2. For political reasons the CCP has made 'maximum employment' their main focus, not profitability. The Chinese have many large industries that would have a negative ROE if it were not for heavy government subsidization. Once that subsidization is gone those industries cannot sustain themselves.

3. They did the exact same thing the US did, pump a ton of money into their banks, in 2008 but larger in terms of percentage of GDP.

4. They never really became capitalistic. Yes on the surface it appeared that private enterprise was taking over, but if you dug into it you would find that the majority owner of most major Chinese corporations are, you guessed it, the Chinese government. Rather than capitalism they adopted gangsterism as their economic model, where their elected leaders tried to siphon as much money as possible, through any means possible.

5. Regionalism is reasserting itself, like it did at during the fall of the Qing dynasty and the fall of the nationalist government. The purging of Bo Xilai is the first example of this regionalism playing out. Rich chinese, seeing the way the winds are blowing, are gradually getting out of dodge because they know a pogrom is coming for those who are on the wrong side.
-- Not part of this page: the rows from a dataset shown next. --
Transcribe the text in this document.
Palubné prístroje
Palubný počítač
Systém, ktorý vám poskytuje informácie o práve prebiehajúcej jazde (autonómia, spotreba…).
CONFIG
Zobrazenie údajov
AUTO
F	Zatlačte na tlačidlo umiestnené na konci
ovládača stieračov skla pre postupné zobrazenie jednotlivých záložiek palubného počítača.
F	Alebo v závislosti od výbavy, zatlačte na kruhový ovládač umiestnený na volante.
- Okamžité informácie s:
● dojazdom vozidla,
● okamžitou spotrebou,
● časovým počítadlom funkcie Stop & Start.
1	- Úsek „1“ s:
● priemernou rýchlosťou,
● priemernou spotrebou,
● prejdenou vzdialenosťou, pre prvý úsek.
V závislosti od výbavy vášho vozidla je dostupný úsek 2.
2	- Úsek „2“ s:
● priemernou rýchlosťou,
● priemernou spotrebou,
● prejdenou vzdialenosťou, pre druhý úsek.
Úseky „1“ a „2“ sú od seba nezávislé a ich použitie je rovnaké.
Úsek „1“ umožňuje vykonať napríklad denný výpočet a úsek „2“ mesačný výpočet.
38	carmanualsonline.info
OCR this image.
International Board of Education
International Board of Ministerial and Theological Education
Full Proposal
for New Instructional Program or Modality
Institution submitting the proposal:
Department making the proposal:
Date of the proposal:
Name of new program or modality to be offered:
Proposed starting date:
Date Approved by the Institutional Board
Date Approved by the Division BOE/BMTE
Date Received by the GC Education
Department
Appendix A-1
6. Massive investment in infrastructure to the point that much of it will never see a positive return on investment. What so many miss about infrastructure is that it doesn't yield GDP growth, but facilitates it. If you build a high speed rail line that will never be used, or approach anything close to capacity, then you will see a negative return on investment. There are numerous examples of this in Japan.

There are other reasons such as the wealth of the US versus China in terms of natural resources and its population and some other things like natural infrastructure thanks to the Mississippi. And then the demographic suicide the PRC inflicted on itself, but above are the economically related reasons.

Anonymous said...

Yeah, well, my dad used to say, "I thought I was wrong once but, I was mistaken."

Dave said...

I heard your interview on Schiff today, good stuff. Your blog is funny as hell.

I endured the "crazy" comments over the Thanksgiving weekend. My liberal relatives told me I was full of shit and "weird" when I pulled out a 1 oz silver coin to show them what I had been buying w/ my extra cash. According to them, there is "no way the US can go bankrupt". This is coming from 4 relatives dependent on pensions and social security (surprise, surprise). I guess we'll see who is crazy when all is said and done.